[1] Les avocats au service du procureur général du Canada n’ont pas droit à l’«honoraire spécial» prévu à l’article 15 du Tarif des honoraires judiciaires des avocats1 lorsqu’ils défendent la validité constitutionnelle de dispositions législatives. C’est ce qu’ont statué récemment les juges majoritaires de Cour d’appel dans l’affaire JTI MacDonald Corporation c. Canada (Procureur général).

Les faits

[2] Ces honoraires étaient réclamés dans un litige opposant le procureur général du Canada à trois compagnies de tabac dans une affaire qui a connu son dénouement devant la Cour suprême du Canada3. Les parties en étaient à leur deuxième litige au sujet de la publicité sur les produits du tabac; le premier avait également cheminé jusqu’à la Cour suprême4. Après des modifications à la législation et à la réglementation5, les compagnies de tabac ont repris le combat dans une deuxième cause. Le procureur général était représenté par un cabinet d’avocats privé et par des avocats de son contentieux. Ces deux groupes d’avocats réclament un «honoraire spécial» de 90 000 $ à répartir entre les trois compagnies de tabac en cause.
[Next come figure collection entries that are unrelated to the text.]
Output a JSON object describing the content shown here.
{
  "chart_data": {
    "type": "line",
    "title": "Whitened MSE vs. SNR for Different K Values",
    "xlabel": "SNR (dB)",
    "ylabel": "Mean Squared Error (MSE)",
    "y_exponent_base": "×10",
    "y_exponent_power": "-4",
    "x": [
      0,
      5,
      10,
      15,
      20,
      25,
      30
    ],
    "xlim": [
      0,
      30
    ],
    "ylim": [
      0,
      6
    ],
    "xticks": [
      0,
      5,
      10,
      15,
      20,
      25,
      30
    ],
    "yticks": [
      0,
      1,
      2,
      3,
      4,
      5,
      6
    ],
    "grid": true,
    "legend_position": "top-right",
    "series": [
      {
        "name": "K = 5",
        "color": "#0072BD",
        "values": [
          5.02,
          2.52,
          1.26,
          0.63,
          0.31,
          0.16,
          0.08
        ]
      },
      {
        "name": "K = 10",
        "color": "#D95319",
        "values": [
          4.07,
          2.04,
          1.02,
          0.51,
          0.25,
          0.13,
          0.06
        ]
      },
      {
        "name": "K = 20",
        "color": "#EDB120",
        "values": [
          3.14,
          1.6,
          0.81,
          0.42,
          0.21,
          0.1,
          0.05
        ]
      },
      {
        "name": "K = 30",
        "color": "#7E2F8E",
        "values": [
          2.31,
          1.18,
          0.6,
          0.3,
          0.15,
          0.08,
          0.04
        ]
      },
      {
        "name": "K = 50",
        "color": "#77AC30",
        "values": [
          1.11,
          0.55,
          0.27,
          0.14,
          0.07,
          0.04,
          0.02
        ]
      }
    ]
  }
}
Celles-ci ont contesté la demande, alléguant que: 1) les membres du contentieux du procureur général ne sont pas en droit de réclamer de tels honoraires, qui seraient de toute façon versés au Receveur général du Canada; 2) la présente affaire n’est pas une «cause importante» au sens de l’article 15 du tarif; 3) il n’est pas approprié d’accorder un «honoraire spécial» aux avocats du procureur général dans une cause constitutionnelle, particulièrement lorsque des justiciables requièrent la protection des droits garantis par la Charte canadienne des droits et libertés6; et 4) les sommes réclamées sont hors de proportion.

Décision

[3] Opinion majoritaire: Après avoir conclu qu’il n’y avait pas de contradiction avec les principes découlant de l’arrêt Viel c. Entreprises immobilières du terroir ltée7, le juge Forget a estimé que les avocats représentant le procureur général du Canada, notamment les membres de son contentieux, ont le droit de réclamer un «honoraire spécial». Selon lui, ils doivent être traités de la même façon que tous les avocats qui représentent un justiciable, qu’ils soient en pratique privée ou membres du contentieux d’une société, et ce, même si les sommes allouées seront remises au Receveur général du Canada. De plus, en l’espèce, la cause était importante, compte tenu des questions constitutionnelles débattues et de leur enjeu, de l’audience, qui a duré cinq jours, du nombre d’avocats ayant représenté les parties, du nombre d’heures consacrées par les avocats ayant représenté le procureur général et de l’intérêt médiatique du recours. Le juge a toutefois conclu qu’il n’est pas approprié d’accorder un «honoraire spécial» aux avocats du procureur général qui défendent la constitution. Selon lui, les intimées ont raison de préciser que, lorsque la constitutionnalité d’une loi fédérale est contestée, le procureur général est le représentant de l’État chargé de défendre sa constitutionnalité. Il agit alors dans l’intérêt public. Son rôle et ses obligations diffèrent donc de ceux de parties privées, qui cherchent à défendre leurs intérêts particuliers. Dans les dossiers portant sur l’application de la charte, le citoyen doit prouver la violation d’un droit fondamental. Une fois cette étape franchie, l’État a le lourd fardeau d’établir la justification en conformité avec la charte. Cette exigence impose souvent au procureur général le fardeau d’une preuve complexe sur des enjeux sociaux, culturels et politiques qui nécessitent parfois un examen comparatif avec la situation d’autres sociétés libres et démocratiques. Il pourrait toujours prétendre que l’affaire est importante et réclamer des honoraires spéciaux. Pourtant, en s’acquittant de ce rôle, le procureur général ne fait que remplir son devoir constitutionnel, fonction qui doit être empreinte d’objectivité et de neutralité. En conclusion, le juge ajoute qu’il se peut, dans des circonstances exceptionnelles, qu’une semblable demande soit accueillie. Toutefois, la présente affaire n’est pas exceptionnelle au point de justifier le paiement d’un «honoraire spécial».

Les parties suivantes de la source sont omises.